Monthly Archives: September 2016

The Magician of Hoad

Title: The Magician of Hoad

Author: Margaret Mahy

Heriot Tarbas is the odd one out in his farming family. Prone to fits, both of pain and of vision, he occupies a place on the periphery of his extended family, but he remains relatively happy thanks to the land itself. He enjoys being a farmer. Which is why he tries to run when one particular vision draws the attention of the king’s court. He doesn’t want to be a magician for the king, reading minds and performing magical entertainments. But the Magician has a role, just like the King and the Hero, in the land of Hoad . . . and he’s sure being at court isn’t it.

This one surprised me. I nearly didn’t read it because I hadn’t cared for Alchemy, but this one did a lot better building a fantasy, in addition to having strong characters. I liked the eye to detail both in the farm and drawing out the land. Hoad is both a place and more than a place: the King, the Hero, and the Magician all seem to have ties to some greater magic of the land. And I really liked the vastness and mystery of the magic. Where in Alchemy it was more of a free-for-all, this feels more fitted to the universe.

I particularly liked the exploration of sanity. Heriot and the third Prince are both considered mad by their families—and there are good reasons for it. With Heriot especially, being a Magician could be said to have left him in tune with a reality others can’t perceive, except he usually comes off as somewhat insane. On the other hand, we have other characters who are decidedly sane who have gone so far down their own paths that it turns into insanity. Where that line is drawn, and where each person is, isn’t always clear.

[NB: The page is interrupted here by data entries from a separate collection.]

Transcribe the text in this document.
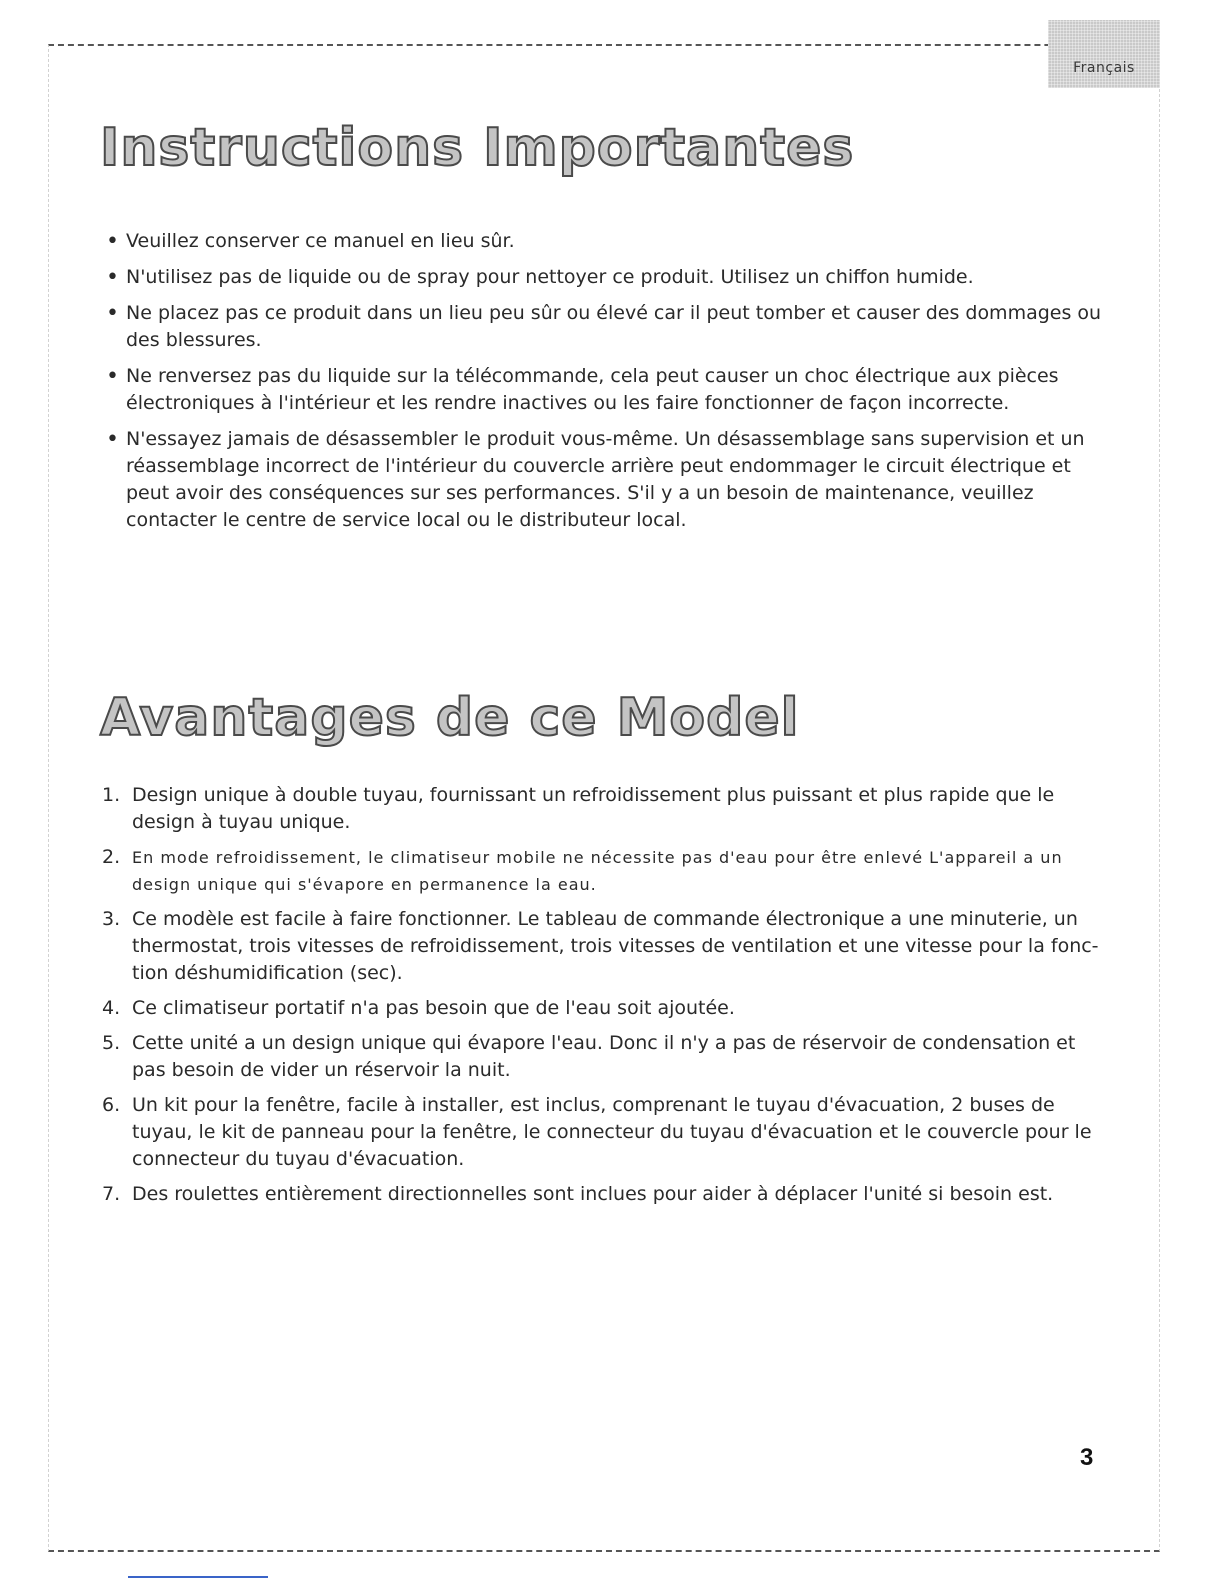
Français
Instructions Importantes
• Veuillez conserver ce manuel en lieu sûr.
• N'utilisez pas de liquide ou de spray pour nettoyer ce produit. Utilisez un chiffon humide.
• Ne placez pas ce produit dans un lieu peu sûr ou élevé car il peut tomber et causer des dommages ou des blessures.
• Ne renversez pas du liquide sur la télécommande, cela peut causer un choc électrique aux pièces électroniques à l'intérieur et les rendre inactives ou les faire fonctionner de façon incorrecte.
• N'essayez jamais de désassembler le produit vous-même. Un désassemblage sans supervision et un réassemblage incorrect de l'intérieur du couvercle arrière peut endommager le circuit électrique et peut avoir des conséquences sur ses performances. S'il y a un besoin de maintenance, veuillez contacter le centre de service local ou le distributeur local.
Avantages de ce Model
1. Design unique à double tuyau, fournissant un refroidissement plus puissant et plus rapide que le design à tuyau unique.
2. En mode refroidissement, le climatiseur mobile ne nécessite pas d'eau pour être enlevé L'appareil a un design unique qui s'évapore en permanence la eau.
3. Ce modèle est facile à faire fonctionner. Le tableau de commande électronique a une minuterie, un thermostat, trois vitesses de refroidissement, trois vitesses de ventilation et une vitesse pour la fonc-tion déshumidification (sec).
4. Ce climatiseur portatif n'a pas besoin que de l'eau soit ajoutée.
5. Cette unité a un design unique qui évapore l'eau. Donc il n'y a pas de réservoir de condensation et pas besoin de vider un réservoir la nuit.
6. Un kit pour la fenêtre, facile à installer, est inclus, comprenant le tuyau d'évacuation, 2 buses de tuyau, le kit de panneau pour la fenêtre, le connecteur du tuyau d'évacuation et le couvercle pour le connecteur du tuyau d'évacuation.
7. Des roulettes entièrement directionnelles sont inclues pour aider à déplacer l'unité si besoin est.
3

Only two things bugged me, one really minor and one major. The minor point: for about one paragraph, Heriot turns to drink. I had really hoped for more from him. On the other hand, this did take pretty much one paragraph to both come up and resolve, so it wasn’t like the story let him wallow in it. The more major problem is that Heriot’s pretty clear on how much he doesn’t care for the whole “court magician” role, but he never actually tries to run away. The story spans so many years it’s rather surprising he doesn’t make the attempt (in fact, the only time he does leave, it’s not exactly under his own power). He knows his power isn’t being used appropriately. He knows his self is fragmented and needs to be whole. But he doesn’t actually do much about either of those. That said, at least he comes around by the end, even though I was wanting him to do something much, much earlier in the narrative.

Overall, I enjoyed this, and will definitely have to read it again to pull some of the better quotes from it. I rate this book Recommended.

Spirit Gate (Crossroads #1)

Title: Spirit Gate

Author: Kate Elliot

Series: Crossroads #1

I’m not going to attempt a summary because I couldn’t force myself to finish. Besides, the main reason I quit reading was because 75 pages in, basically nothing had happened yet.

I wanted to like this, and gave it a good shot. But the glacial pacing killed my interest, and I wasn’t overly fond of any of the characters either. Marit has way too much page time for being a minor character (and the way the book starts I had initially assumed she would be the main character). Joss’s main concerns are getting drunk or laid (and how often the story is going there in the first few chapters reminds me of yet another reason I don’t usually care for adult books. Even though it never gets explicit—can’t we have someone with an INTERESTING hobby/obsession for once?). Mai didn’t seem too bad, but Ti, her cousin, is so childish and annoying that was a good enough reason to quit rather than plug away hoping it got better.

The depth of detail is very good, in one sense: it’s easy to get a picture of the world. I like the reeves, and the way their partnership works. The eagles are basically eagles, and the flying contraption pictured on the cover makes a lot more sense than most renditions I’ve seen of flying on a bird. Unfortunately, it’s a world where relatively normal life is happening for an extended period of time. Joss is sent to guard a caravan of merchants—and nothing happens. Dark things happen to the side, or in the background, but Joss is concerned mainly with doing his everyday duties in his everyday manner, and . . . I lost interest. After what he discovered with the Guardians, I had been hoping he’d actually go off and do more about it (I suppose he does, but it’s explained away in about two sentences of backstory).

So this may be a wonderful book for people with more patience, but I prefer more movement in the plot. Not Recommended.